Arrow-right Camera
The Spokesman-Review Newspaper
Spokane, Washington  Est. May 19, 1883

Returning troops deserve hurrahs

The Spokesman-Review

With Veterans Day upon us again, Johnny and GI Jane are trickling home, rather than marching in parades to well-deserved hurrahs.

Some, like Boise teacher Luke Miller, have earned their way into the pantheon of American war heroes and special medals for their bravery above and beyond the call of duty. Miller, a 25-year-old Marine reservist, received the prestigious Military Vanguard Award on Thursday in a Washington, D.C., ceremony for rescuing three Idaho Marines badly wounded by a roadside bomb May 8, according to the Idaho Statesman.

Others, like Marine Cpl.

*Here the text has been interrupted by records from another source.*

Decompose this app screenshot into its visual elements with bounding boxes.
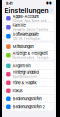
staticText: Allgemein xyxy=(13,63,31,68)
staticText: iCloud, App Store und mehr xyxy=(13,19,52,22)
staticText: Hintergrundbild xyxy=(13,70,39,75)
staticText: Apple-Account xyxy=(13,14,39,19)
staticText: Töne & Haptik xyxy=(13,80,37,85)
button[interactable]: Fokus xyxy=(4,87,54,95)
button[interactable]: Mitteilungen xyxy=(4,43,54,50)
staticText: ●● xyxy=(46,2,52,5)
button[interactable]: Familie xyxy=(4,23,54,32)
button[interactable]: Allgemein xyxy=(4,62,54,70)
staticText: Bedienungshilfen 2 xyxy=(13,104,45,109)
button[interactable]: Anzeige & Helligkeit xyxy=(4,51,54,60)
staticText: iOS 26.1 verfügbar xyxy=(13,37,41,40)
button[interactable]: Töne & Haptik xyxy=(4,79,54,87)
staticText: 9:41 xyxy=(6,1,12,6)
staticText: Einstellungen xyxy=(5,6,49,15)
staticText: Mitteilungen xyxy=(13,44,34,49)
staticText: Sperrbildschirm xyxy=(13,75,38,78)
staticText: Fokus xyxy=(13,88,23,93)
staticText: Familie xyxy=(13,23,26,28)
staticText: Bedienungshilfen xyxy=(13,96,42,101)
button[interactable]: Hintergrundbild xyxy=(4,70,54,79)
staticText: Anzeige & Helligkeit xyxy=(13,51,48,56)
staticText: Dunkelmodus, Textgröße xyxy=(13,56,52,60)
staticText: Softwareupdate xyxy=(13,32,39,37)
staticText: Verwalte deine Familie xyxy=(13,28,49,32)
button[interactable]: Bedienungshilfen xyxy=(4,95,54,103)
button[interactable]: Apple-Account xyxy=(4,14,54,23)
button[interactable]: Softwareupdate xyxy=(4,32,54,41)
button[interactable]: Bedienungshilfen 2 xyxy=(4,103,54,111)
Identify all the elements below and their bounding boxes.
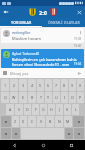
button[interactable]: 4 — [28, 79, 36, 91]
button[interactable]: Aykut Trabzon40 — [1, 49, 84, 68]
button[interactable]: More options — [73, 6, 85, 18]
button[interactable]: Recents — [57, 140, 85, 150]
staticText: I — [64, 95, 66, 100]
button[interactable]: 0 — [77, 79, 84, 91]
staticText: F — [35, 107, 37, 112]
staticText: H — [50, 107, 53, 112]
button[interactable]: N — [55, 116, 63, 127]
button[interactable]: Add attachment — [2, 70, 8, 76]
button[interactable]: ÖNEMLİ OLAYLAR — [42, 18, 85, 26]
staticText: T — [40, 95, 42, 100]
button[interactable]: Back — [0, 140, 29, 150]
button[interactable]: Shift — [1, 116, 11, 127]
button[interactable]: V — [37, 116, 45, 127]
staticText: X — [22, 119, 25, 124]
staticText: D — [26, 107, 29, 112]
button[interactable]: B — [46, 116, 54, 127]
staticText: V — [40, 119, 43, 124]
staticText: L — [75, 107, 77, 112]
staticText: YORUMLAR — [11, 20, 32, 25]
button[interactable]: Emoji — [12, 128, 20, 139]
staticText: 4 — [31, 83, 34, 88]
button[interactable]: Y — [45, 92, 52, 103]
button[interactable]: 2 — [10, 79, 18, 91]
button[interactable]: A — [6, 104, 14, 115]
button[interactable]: U — [53, 92, 60, 103]
button[interactable]: W — [10, 92, 18, 103]
staticText: ÖNEMLİ OLAYLAR — [48, 20, 80, 25]
button[interactable]: 9 — [69, 79, 76, 91]
staticText: R — [31, 95, 34, 100]
button[interactable]: 8 — [61, 79, 68, 91]
button[interactable]: Symbols — [1, 128, 11, 139]
button[interactable]: Z — [12, 116, 19, 127]
staticText: melengiller — [12, 30, 31, 35]
staticText: C — [31, 119, 34, 124]
staticText: 2 — [13, 83, 16, 88]
staticText: 19:38 — [74, 37, 82, 41]
button[interactable]: X — [20, 116, 27, 127]
button[interactable]: G — [40, 104, 47, 115]
button[interactable]: Send — [75, 69, 83, 77]
staticText: 8 — [63, 83, 66, 88]
button[interactable]: O — [69, 92, 76, 103]
staticText: 7 — [55, 83, 58, 88]
staticText: W — [12, 95, 16, 100]
staticText: 19:40 — [74, 44, 82, 48]
staticText: Q — [4, 95, 7, 100]
staticText: 0 — [79, 83, 82, 88]
button[interactable]: R — [28, 92, 36, 103]
button[interactable]: K — [64, 104, 71, 115]
button[interactable]: melengiller — [1, 28, 84, 43]
staticText: 19:54 — [74, 62, 82, 66]
button[interactable]: P — [77, 92, 84, 103]
button[interactable]: Enter — [74, 128, 84, 139]
button[interactable]: H — [48, 104, 55, 115]
staticText: Mesaj yaz — [10, 71, 29, 76]
button[interactable]: C — [28, 116, 36, 127]
button[interactable]: Mesaj yaz — [10, 68, 75, 78]
staticText: 3 — [22, 83, 25, 88]
button[interactable]: Back — [0, 6, 12, 18]
button[interactable]: 6 — [45, 79, 52, 91]
staticText: 5 — [39, 83, 42, 88]
staticText: K — [66, 107, 69, 112]
button[interactable]: D — [24, 104, 31, 115]
button[interactable]: Period — [65, 128, 73, 139]
button[interactable]: S — [15, 104, 23, 115]
staticText: 6 — [47, 83, 50, 88]
staticText: S — [18, 107, 20, 112]
staticText: Müslüm hocam — [12, 36, 42, 41]
staticText: J — [59, 107, 60, 112]
button[interactable]: 1 — [1, 79, 9, 91]
staticText: O — [71, 95, 74, 100]
staticText: B — [49, 119, 52, 124]
staticText: Z — [14, 119, 17, 124]
button[interactable]: 3 — [19, 79, 27, 91]
staticText: U — [55, 95, 58, 100]
staticText: A — [9, 107, 12, 112]
staticText: E — [22, 95, 24, 100]
staticText: P — [79, 95, 82, 100]
staticText: G — [42, 107, 45, 112]
staticText: N — [58, 119, 61, 124]
button[interactable]: 5 — [37, 79, 44, 91]
staticText: Bahisçilerin en çok kazandıran bahis for… — [12, 57, 82, 66]
button[interactable]: Backspace — [73, 116, 84, 127]
button[interactable]: J — [56, 104, 63, 115]
staticText: 1 — [4, 83, 7, 88]
button[interactable]: I — [61, 92, 68, 103]
button[interactable]: 7 — [53, 79, 60, 91]
button[interactable]: YORUMLAR — [0, 18, 42, 26]
button[interactable]: Home — [29, 140, 57, 150]
button[interactable]: F — [32, 104, 39, 115]
staticText: M — [66, 119, 70, 124]
button[interactable]: M — [64, 116, 72, 127]
button[interactable]: T — [37, 92, 44, 103]
button[interactable]: Message options — [78, 30, 82, 34]
staticText: 2:0 — [39, 9, 47, 16]
button[interactable]: L — [72, 104, 79, 115]
button[interactable]: Q — [1, 92, 9, 103]
button[interactable]: E — [19, 92, 27, 103]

William Wegner, a Washington State University political science major, have a new appreciation for Veterans Day after risking their lives in Iraq or Afghanistan and, in Wegner’s case, as described by the WSU Daily Evergreen, participating in the awful but sacred duty of handling the bodies of fallen comrades.

Still others are coming home to little fanfare but the tears and hugs of family and friends.

Almost all deserve the appreciation of a fractured nation – and much more.

Mayor Clay Larkin and Post Falls residents are showing us creative ways to honor the service of the current generation of military veterans.

Larkin has been working with the National Guard to arrange a special flight to bring back most of North Idaho’s citizen soldiers together, so they can be welcomed with the same pageantry they received as they left for a year of deployment in dangerous Iraq – an official welcome at the Spokane International Airport, an escort to the local armory, with residents and emergency personnel waving from freeway overpasses. Larkin’s inspiration for the special welcome has roots in another time: “We don’t want to see it become another Vietnam,” he told The Spokesman-Review.

North Idaho’s National Guardsmen will be met by 300 giant wooden ribbons along the roads leading to the armory, with messages “Coming Home Soon” and “Support Our Troops,” prepared last month by military mother Joannie Burnett and others. Each of the 110 soldiers will be presented with a commemorative hunting knife from Buck Knives, one of the newest Post Falls corporations. Also, plans are under way to give each of the soldiers Welcome Home boxes filled with gift certificates, coupons and other items, and to stage a sit-down dinner for the guardsmen and their families in December of January.

In the years ahead, U.S. involvement in the two Middle Eastern wars of the 21st millennium will become a footnote in history books as our country begins to forget about their cost in dollars, blood and tears. The first Iraq war already is a hazy memory. Vietnam remains a rallying cry for peace advocates but little more. Korea lives on in “M*A*S*H” reruns and the dwindling band of American citizens who fought there. World War II happened so long ago that Pearl Harbor Day sometimes passes without notice by younger generations.

Nothing can stop the memories of harrowing times from fading with the generations that lived through them. But it is our duty to honor the service of those returning from war while those memories are fresh.